Maybe you’d choose the classes; if so, you’re in the minority. Most students are primarily buying something else — a credential, a social network — not a “community of learning.” Which is not to say that this is what they should be buying or that we should even think of it as a “purchase.”

Markets are terrific, and we need them. But we also need institutions that are buffered from them. When those buffers break down, as they have in America’s colleges, dysfunction ensues. University business-think has meant bureaucratic overgrowth and an obsession with useless “metrics” — assessing faculty using student evaluations rather than student learning, goosing “selectivity” by soliciting applications in order to reject them.
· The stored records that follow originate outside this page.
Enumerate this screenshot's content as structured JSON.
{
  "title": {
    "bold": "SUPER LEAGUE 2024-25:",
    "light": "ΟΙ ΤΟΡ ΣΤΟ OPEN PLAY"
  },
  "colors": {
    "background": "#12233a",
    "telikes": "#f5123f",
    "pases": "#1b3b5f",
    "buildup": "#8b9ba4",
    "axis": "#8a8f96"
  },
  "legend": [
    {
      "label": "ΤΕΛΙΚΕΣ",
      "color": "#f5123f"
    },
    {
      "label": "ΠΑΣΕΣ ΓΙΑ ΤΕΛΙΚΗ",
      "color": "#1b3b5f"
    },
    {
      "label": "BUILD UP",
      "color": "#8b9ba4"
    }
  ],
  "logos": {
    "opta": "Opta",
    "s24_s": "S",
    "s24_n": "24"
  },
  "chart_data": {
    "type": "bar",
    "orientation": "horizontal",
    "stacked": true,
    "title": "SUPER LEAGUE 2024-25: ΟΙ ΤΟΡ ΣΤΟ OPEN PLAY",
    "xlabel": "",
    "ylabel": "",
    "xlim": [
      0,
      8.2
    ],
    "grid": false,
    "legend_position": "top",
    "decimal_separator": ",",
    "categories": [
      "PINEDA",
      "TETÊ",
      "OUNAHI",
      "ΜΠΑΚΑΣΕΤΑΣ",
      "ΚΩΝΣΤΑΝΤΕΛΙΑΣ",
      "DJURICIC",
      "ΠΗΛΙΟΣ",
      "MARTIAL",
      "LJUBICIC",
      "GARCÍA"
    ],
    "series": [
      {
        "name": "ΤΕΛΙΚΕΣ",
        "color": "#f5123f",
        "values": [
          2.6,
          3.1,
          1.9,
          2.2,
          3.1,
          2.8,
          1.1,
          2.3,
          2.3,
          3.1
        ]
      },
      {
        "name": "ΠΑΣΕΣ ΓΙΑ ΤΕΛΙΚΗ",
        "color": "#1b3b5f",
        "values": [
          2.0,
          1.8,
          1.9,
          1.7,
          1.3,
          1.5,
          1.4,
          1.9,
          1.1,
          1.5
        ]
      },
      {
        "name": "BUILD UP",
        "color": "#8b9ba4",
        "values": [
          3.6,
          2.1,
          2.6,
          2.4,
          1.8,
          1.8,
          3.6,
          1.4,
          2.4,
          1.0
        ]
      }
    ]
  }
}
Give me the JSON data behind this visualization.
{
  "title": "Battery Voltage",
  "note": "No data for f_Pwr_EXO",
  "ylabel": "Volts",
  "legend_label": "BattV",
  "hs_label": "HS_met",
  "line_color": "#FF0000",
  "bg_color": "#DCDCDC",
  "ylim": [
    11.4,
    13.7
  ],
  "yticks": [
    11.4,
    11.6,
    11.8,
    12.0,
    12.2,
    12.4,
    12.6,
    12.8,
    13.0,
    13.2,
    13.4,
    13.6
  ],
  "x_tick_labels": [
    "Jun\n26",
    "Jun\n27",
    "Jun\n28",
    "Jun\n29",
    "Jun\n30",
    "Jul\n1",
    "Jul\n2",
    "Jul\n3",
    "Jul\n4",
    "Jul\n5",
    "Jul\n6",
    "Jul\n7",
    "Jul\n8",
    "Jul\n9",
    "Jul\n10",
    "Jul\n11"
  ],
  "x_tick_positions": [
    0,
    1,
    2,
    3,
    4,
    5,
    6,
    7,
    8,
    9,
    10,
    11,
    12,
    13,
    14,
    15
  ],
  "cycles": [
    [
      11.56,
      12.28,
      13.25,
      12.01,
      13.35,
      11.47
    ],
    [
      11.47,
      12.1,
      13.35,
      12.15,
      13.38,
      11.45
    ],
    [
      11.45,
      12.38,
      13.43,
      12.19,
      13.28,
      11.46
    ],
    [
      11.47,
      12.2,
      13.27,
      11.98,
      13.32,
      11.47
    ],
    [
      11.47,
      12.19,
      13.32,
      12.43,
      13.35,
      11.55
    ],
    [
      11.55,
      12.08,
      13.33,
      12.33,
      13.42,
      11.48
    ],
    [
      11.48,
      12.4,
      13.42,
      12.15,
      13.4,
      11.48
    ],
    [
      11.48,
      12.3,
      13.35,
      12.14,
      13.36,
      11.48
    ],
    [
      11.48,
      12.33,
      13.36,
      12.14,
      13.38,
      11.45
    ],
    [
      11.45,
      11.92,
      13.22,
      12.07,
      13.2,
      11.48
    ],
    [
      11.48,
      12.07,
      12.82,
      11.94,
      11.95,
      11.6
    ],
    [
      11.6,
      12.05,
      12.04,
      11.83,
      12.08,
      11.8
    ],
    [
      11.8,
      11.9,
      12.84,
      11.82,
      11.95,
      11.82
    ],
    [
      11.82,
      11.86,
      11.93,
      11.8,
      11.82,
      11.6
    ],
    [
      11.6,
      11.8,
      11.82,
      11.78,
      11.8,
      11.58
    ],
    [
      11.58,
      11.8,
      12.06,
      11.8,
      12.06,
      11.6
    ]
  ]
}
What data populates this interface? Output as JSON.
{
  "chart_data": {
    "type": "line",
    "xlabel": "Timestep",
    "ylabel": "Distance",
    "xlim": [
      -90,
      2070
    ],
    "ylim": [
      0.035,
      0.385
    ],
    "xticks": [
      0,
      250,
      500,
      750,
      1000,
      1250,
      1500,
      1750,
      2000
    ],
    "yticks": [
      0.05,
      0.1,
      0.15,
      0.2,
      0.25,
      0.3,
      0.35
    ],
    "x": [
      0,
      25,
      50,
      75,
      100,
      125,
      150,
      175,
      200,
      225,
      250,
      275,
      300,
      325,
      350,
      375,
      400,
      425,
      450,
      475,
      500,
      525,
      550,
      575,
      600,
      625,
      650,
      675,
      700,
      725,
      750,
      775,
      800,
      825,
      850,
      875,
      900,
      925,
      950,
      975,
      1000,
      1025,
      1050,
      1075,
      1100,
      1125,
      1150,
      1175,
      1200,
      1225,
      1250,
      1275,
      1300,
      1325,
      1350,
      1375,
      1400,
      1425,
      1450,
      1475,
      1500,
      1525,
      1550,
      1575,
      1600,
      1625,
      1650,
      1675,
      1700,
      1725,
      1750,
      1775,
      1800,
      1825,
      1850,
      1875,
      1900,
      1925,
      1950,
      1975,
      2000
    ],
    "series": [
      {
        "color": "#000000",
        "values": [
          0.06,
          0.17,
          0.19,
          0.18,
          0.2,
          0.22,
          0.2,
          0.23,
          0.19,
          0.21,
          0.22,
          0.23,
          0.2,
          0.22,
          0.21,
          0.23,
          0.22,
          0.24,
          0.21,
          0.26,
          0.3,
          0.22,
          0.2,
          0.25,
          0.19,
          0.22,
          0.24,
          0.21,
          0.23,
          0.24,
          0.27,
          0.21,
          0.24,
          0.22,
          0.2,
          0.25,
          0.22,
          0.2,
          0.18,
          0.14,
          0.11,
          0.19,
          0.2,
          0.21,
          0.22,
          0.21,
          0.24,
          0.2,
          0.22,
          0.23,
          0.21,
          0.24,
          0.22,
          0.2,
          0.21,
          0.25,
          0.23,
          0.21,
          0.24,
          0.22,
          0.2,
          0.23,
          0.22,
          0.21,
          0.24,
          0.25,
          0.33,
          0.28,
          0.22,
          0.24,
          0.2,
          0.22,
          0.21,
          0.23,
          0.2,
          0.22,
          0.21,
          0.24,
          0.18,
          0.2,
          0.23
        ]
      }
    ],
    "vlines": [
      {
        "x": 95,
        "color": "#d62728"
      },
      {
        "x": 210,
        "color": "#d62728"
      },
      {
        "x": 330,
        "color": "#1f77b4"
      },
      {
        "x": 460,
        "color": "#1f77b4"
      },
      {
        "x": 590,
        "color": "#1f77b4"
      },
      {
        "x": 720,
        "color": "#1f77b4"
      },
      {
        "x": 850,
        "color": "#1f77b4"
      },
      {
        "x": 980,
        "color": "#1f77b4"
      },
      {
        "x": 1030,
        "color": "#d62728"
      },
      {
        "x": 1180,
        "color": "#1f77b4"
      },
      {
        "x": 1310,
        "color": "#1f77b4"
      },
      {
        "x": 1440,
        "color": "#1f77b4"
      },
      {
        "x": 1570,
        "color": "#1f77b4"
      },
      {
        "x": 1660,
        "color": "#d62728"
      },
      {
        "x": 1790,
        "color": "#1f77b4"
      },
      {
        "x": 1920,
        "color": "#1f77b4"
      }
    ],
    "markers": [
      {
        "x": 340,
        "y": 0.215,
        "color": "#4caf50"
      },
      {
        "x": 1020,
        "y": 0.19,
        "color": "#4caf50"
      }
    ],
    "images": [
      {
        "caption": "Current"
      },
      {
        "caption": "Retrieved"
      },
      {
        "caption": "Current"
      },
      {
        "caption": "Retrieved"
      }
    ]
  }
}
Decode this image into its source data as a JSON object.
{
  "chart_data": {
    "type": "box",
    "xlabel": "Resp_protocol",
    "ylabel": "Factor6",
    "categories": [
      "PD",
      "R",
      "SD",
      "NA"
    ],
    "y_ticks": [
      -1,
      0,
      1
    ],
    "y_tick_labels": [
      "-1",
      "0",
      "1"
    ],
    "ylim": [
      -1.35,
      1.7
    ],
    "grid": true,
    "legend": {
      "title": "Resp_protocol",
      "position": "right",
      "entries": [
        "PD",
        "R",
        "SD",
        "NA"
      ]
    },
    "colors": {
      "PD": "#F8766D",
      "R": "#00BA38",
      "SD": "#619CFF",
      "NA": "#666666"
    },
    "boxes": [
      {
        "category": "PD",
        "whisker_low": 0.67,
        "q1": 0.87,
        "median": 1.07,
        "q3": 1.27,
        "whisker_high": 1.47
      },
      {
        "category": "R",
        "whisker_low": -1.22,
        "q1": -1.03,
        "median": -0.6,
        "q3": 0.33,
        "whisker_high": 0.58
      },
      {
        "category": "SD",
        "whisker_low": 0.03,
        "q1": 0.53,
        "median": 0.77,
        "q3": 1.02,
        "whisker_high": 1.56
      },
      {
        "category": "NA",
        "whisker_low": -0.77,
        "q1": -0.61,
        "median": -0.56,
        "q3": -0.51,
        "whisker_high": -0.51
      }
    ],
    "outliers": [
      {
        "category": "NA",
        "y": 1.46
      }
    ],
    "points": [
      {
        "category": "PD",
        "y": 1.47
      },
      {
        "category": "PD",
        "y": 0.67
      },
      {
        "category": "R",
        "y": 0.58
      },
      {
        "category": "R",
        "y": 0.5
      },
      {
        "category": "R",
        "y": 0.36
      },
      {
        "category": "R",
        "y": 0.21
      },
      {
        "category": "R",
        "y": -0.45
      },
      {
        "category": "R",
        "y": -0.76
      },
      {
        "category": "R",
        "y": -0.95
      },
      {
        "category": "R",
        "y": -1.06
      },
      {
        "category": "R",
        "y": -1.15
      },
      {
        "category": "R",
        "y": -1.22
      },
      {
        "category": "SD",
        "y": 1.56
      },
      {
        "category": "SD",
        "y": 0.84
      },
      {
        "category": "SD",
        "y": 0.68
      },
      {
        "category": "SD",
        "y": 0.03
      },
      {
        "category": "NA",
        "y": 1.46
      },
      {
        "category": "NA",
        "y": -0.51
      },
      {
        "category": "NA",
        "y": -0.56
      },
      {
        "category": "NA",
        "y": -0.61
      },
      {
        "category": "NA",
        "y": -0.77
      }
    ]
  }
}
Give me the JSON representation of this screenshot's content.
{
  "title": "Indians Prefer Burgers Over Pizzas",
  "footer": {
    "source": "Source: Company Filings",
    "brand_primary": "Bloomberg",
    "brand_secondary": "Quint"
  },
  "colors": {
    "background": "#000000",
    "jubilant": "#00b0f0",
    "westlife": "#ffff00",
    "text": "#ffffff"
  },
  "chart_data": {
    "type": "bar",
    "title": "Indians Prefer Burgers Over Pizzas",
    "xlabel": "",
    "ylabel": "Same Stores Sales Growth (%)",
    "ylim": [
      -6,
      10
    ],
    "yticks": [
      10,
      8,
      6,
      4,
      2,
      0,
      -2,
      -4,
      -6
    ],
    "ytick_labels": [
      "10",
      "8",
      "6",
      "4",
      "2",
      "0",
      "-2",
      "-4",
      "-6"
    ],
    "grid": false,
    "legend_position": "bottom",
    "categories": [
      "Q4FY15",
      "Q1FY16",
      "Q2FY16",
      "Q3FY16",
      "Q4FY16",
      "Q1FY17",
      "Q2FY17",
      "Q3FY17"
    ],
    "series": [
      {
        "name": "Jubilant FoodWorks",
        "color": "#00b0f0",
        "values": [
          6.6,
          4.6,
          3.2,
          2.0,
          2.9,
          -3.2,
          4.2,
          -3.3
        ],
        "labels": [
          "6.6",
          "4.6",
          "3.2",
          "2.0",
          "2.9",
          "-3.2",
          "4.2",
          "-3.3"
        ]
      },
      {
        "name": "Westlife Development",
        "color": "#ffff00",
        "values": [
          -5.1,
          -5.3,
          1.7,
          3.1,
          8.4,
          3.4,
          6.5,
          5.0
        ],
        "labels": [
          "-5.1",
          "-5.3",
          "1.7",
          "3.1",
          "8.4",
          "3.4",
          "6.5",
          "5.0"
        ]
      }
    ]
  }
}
Professors rightly resist these developments. But what else could you expect once colleges became the gatekeeper to all the good jobs? Now most everyone needs to go, regardless of their interest in learning. And an essentially scholarly enterprise doesn’t serve most of those people well.

So instead, U.S. higher education bundled “teaching and research” with a bunch of other things — residential amenities, sports teams, networking opportunities, career coaching, dating service and so forth. Among other effects, all this initially created a booming demand for professors; their numbers quintupled from 1940 to 1970 and then almost doubled again by 1988. Without that shift, most of the professors complaining about the commercialization of education would have had to take jobs in actual businesses.

The bundle was still tightly woven enough, however, that we could tell ourselves the learning was still the heart of the package. Then COVID-19 came and, suddenly, the lectures and the homework were the only part schools could still deliver.

Yet somehow, few students seem reassured that they’re getting most of what they were paying tuition for.

Deep down, even university presidents knew this would be the case, which is why so many spent the summer pretending they were going to find some way to reopen, in many cases announcing the truth only when the tuition checks were well in hand. One can imagine a university in which this sort of, at best, wishful thinking wasn’t necessary, one that defined its community narrowly around education. Such schools probably couldn’t enroll nearly half of all high school graduates, but on the other hand, in our current situation, they might have kept the ones they did sign up.

Instead,some decades ago, U.S. higher education reimagined itself as the ticket to secure white-collar employment. And like most of the other organizations that supported themselves by selling a lot of tickets, it’s going to have to rethink that business model.